Most chilis will go to red if allowed to ripen, so I think this could mean a red jalapeno or even Serrano, but I suspect that the author means to find any hot red chili at the store. It seems to me (just based on a LOT of shopping) that the long skinny varieties tend to be hotter than the shorter fatter guys. My store fortunately provides a Scoville chart so I can make an informed decision - my go-to is usually the Fresno.
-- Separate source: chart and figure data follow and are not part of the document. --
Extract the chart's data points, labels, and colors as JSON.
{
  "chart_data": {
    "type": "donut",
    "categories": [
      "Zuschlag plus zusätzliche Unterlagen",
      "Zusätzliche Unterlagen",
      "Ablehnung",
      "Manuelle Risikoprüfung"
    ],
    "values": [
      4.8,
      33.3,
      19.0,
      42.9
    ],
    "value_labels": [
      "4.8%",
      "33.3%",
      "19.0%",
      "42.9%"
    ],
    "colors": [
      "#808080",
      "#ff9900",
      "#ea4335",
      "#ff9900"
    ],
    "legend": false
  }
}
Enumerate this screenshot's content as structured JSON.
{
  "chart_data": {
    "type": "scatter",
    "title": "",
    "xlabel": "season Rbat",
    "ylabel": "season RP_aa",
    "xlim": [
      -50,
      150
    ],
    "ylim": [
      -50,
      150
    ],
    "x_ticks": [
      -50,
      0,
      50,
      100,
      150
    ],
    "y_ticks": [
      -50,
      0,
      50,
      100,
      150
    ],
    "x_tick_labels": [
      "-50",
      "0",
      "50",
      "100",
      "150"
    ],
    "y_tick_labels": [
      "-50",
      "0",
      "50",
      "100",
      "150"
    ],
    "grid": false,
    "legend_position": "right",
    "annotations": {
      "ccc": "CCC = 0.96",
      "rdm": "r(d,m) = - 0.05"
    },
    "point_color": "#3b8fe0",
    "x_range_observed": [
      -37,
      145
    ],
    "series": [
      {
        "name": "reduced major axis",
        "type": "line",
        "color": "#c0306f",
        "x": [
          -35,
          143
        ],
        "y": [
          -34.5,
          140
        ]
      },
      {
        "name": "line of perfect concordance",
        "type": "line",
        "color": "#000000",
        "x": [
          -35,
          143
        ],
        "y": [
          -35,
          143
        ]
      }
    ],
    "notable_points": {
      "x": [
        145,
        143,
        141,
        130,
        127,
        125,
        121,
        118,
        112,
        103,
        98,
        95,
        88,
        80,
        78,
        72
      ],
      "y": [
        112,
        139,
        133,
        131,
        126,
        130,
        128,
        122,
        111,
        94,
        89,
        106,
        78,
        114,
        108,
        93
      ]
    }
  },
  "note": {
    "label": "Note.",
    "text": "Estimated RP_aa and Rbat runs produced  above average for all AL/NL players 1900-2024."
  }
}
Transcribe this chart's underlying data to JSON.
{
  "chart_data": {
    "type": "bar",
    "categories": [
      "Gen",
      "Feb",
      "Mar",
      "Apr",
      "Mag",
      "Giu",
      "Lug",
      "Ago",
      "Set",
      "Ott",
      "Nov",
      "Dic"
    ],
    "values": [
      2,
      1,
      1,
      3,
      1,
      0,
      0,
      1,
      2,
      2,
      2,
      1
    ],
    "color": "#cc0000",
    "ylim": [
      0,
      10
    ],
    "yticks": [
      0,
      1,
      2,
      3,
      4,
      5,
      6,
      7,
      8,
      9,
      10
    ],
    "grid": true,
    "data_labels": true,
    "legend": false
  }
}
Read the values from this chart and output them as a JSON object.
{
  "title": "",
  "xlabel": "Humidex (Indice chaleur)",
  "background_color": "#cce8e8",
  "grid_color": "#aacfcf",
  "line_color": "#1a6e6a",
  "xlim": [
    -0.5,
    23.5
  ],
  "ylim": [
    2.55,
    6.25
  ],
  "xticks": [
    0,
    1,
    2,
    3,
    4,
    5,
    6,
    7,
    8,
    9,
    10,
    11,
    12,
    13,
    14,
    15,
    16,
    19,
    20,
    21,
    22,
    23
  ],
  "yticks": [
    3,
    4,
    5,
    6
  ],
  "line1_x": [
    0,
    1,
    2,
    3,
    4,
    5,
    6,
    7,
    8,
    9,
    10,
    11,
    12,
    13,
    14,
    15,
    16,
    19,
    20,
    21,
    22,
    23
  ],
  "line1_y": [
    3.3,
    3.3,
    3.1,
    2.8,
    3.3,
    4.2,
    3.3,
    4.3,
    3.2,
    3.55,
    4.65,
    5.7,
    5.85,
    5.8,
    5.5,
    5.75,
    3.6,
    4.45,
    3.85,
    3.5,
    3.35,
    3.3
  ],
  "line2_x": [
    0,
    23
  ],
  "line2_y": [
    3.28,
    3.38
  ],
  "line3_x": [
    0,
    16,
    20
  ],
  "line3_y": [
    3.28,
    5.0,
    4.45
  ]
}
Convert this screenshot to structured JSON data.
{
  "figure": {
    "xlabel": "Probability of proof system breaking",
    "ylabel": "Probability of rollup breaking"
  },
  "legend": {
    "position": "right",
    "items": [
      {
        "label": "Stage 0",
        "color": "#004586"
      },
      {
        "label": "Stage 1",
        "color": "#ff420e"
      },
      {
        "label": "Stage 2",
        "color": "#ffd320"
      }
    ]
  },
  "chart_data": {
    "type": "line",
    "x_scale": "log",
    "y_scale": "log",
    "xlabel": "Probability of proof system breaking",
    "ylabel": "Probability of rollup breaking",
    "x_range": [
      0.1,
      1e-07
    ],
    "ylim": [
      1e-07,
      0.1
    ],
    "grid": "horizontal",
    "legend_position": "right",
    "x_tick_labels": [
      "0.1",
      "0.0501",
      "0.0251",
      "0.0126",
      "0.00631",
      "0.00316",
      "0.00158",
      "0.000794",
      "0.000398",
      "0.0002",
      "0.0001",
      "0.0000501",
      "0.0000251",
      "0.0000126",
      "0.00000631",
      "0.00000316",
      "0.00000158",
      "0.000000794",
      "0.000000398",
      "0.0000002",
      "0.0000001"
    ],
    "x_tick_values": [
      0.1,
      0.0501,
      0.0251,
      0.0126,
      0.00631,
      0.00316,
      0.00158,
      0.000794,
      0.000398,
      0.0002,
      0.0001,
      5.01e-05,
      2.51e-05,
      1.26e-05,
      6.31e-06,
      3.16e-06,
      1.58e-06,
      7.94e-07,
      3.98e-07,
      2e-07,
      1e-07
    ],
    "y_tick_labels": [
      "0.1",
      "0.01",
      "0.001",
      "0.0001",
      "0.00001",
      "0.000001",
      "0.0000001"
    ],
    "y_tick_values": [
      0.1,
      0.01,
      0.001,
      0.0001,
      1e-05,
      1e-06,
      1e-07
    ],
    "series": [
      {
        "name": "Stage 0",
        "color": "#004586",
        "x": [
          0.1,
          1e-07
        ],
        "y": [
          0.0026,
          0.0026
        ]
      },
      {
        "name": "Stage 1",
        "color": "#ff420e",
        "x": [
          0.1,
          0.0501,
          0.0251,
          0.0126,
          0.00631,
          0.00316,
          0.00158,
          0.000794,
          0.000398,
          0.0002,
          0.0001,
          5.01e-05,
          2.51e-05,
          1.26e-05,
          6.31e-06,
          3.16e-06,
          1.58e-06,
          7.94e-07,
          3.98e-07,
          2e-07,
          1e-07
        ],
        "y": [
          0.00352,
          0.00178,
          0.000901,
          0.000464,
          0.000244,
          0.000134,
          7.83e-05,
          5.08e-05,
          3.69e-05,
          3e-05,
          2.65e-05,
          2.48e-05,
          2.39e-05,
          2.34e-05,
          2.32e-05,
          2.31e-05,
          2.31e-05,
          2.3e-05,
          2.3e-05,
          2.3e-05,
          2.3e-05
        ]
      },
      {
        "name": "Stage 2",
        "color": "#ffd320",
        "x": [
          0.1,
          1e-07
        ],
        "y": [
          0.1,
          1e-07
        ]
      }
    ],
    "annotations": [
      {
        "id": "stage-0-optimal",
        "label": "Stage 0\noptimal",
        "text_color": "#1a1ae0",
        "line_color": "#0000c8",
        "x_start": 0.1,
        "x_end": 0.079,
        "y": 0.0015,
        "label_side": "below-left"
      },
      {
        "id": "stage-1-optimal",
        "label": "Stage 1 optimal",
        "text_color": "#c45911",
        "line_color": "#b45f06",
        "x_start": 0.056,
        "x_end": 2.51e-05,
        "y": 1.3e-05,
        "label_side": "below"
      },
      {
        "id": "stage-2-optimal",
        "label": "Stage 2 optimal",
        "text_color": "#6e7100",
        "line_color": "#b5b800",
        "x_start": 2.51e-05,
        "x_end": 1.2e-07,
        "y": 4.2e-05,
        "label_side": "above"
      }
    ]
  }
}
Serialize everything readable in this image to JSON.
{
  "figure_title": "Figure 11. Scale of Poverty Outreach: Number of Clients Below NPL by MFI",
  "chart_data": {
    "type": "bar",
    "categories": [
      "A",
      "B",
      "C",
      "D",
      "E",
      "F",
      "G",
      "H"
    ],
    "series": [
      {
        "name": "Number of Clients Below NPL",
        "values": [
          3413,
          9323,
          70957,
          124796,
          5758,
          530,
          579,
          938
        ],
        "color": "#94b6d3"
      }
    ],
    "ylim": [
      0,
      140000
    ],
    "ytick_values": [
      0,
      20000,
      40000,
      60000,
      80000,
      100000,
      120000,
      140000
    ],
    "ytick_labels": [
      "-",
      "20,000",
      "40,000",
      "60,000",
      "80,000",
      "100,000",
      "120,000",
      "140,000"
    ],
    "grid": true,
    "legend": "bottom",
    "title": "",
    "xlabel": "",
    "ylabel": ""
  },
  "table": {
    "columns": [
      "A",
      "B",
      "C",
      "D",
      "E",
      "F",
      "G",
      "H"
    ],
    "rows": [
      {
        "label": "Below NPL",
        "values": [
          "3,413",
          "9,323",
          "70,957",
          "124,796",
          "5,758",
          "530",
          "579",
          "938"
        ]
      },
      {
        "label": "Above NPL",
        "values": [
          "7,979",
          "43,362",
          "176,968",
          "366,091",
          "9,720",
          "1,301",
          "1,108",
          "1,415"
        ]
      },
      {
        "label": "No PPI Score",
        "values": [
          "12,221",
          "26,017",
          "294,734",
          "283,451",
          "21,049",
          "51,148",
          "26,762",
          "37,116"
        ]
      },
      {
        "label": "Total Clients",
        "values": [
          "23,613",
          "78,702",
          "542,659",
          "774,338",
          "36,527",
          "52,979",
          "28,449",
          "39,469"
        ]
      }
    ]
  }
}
Your answer is close to perfect except for one thing - size doesn't necessarily have anything to do with spiciness (after all, what's bigger yet milder than a bell pepper, or even a mild Italian frying pepper?). There are many teeny tiny peppers that are TRULY hot enough to be painful. For first-time pepper users, something along the lines of a cayenne or the peppers you mentioned are a good bet though, and it always pays to keep in mind that it's much easier to add more peppers later than to un-spice a dish once they're in there. You can also adjust the spice by serving regular ground black pepper at the table; the combination of ground pepper and fresh chilies is a classic in Szechuan cuisine in particular because while they both produce the sensation of spiciness, the affect different areas of the tongue and complement each other.
Susan W is a trusted source on General Cooking.
Orrrr...could they be referring to The Red Hot Chili Peppers the rock group? ;0)
Meaghan, I think Abbie is saying the same thing you are. Skinny, small.peppers seem to be hotter than their chubby cousins. I also find that to be true. To me, most jalapenos are too mild. I go for the skinny serranos or the teeny thai peppers.